Commonly referred to as the plastic bag ban, the Jersey City ordinance prohibiting the use of commercial and retails plastic bags went into effect yesterday.
By John Heinis/Hudson County View
The goal is not to punish retailers but to create a behavior change where residents start bringing their own reusable bags,” Mayor Steven Fulop said in a statement.
“It’s not uncommon to be anywhere in the state and see plastic bags blowing around, polluting our parks and clogging sewage drains. This ordinance looks to make it a habit for shoppers to bring their reusable bags when shopping, and steer them away from the single-use plastic bags.”
To offset the spread of plastic bags in the streets and waterways, Ordinance 18-065 mandates businesses use re-useable and durable carryout bags with handles that customers can continue to deploy at merchant locations for up to 125 or more occasions.

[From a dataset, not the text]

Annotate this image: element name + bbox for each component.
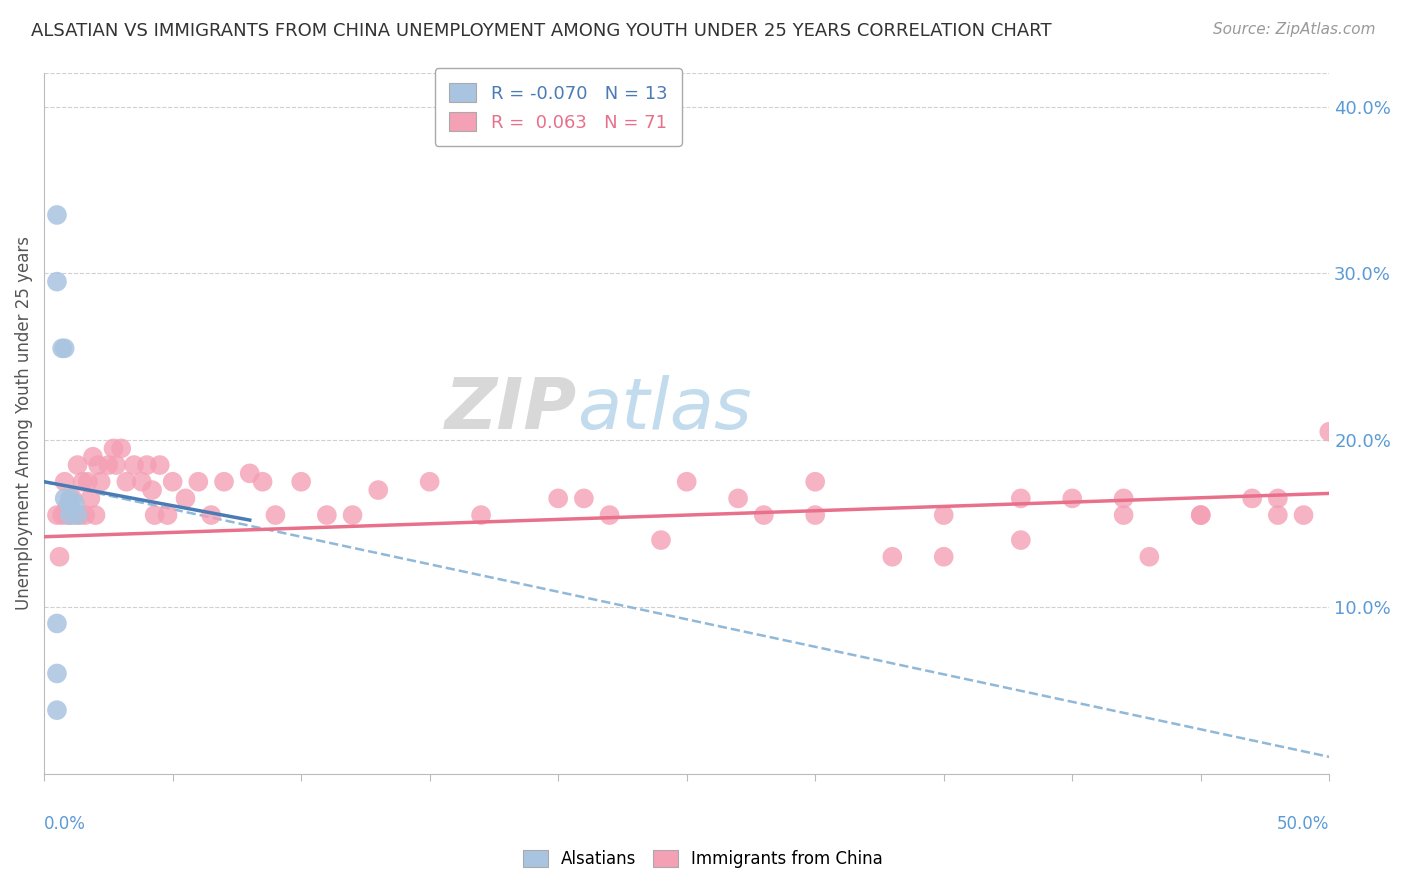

Some retailers may choose to continue to provide reusable plastic bags that meet the requirements of the ordinance.
Since the Ordinance was unanimously approved by the city council on June 27th 2018, a yearlong effort was launched to educate and increase awareness on the bag ban.
The city worked with the community to host events and programming designed to increase awareness, which included partnerships with the Board of Education and Goldman Sachs hosting two recent events, the sustainability STEAM bag challenge and Bagapalooza.
This initiative is part of a larger effort to make Jersey City more environmentally sustainable. The city has been a certified “Sustainable Jersey” community since 2011.
In recent years, Jersey City has led the state on many environmental issues, including electrifying the City fleet, installing solar panels on municipal buildings, utilizing green infrastructure to mitigate storm water runoff, and committing to tackle climate change.
In 2018, Jersey City created an Office of Sustainability to oversee the City’s sustainability efforts.
“For this year’s theme of sustainable neighborhoods we we’ve been focusing on ways to involve residents in making positive environmental changes within their own neighborhoods,” added Jersey City’s Office of Sustainability Director Katherine Lawrence.
“One such way residents can make an impact is through reducing their use of single-use items such as plastic bags.”
The single-use bag ban applies to any bag provided by retail establishments at point of sale. Bags provided to customers must either be reusable or 100 percent recyclable paper bags that are made from at least 40 percent post-consumer recycled content.
Violations of this new ordinance can lead to a minimum fine of $100 per infraction.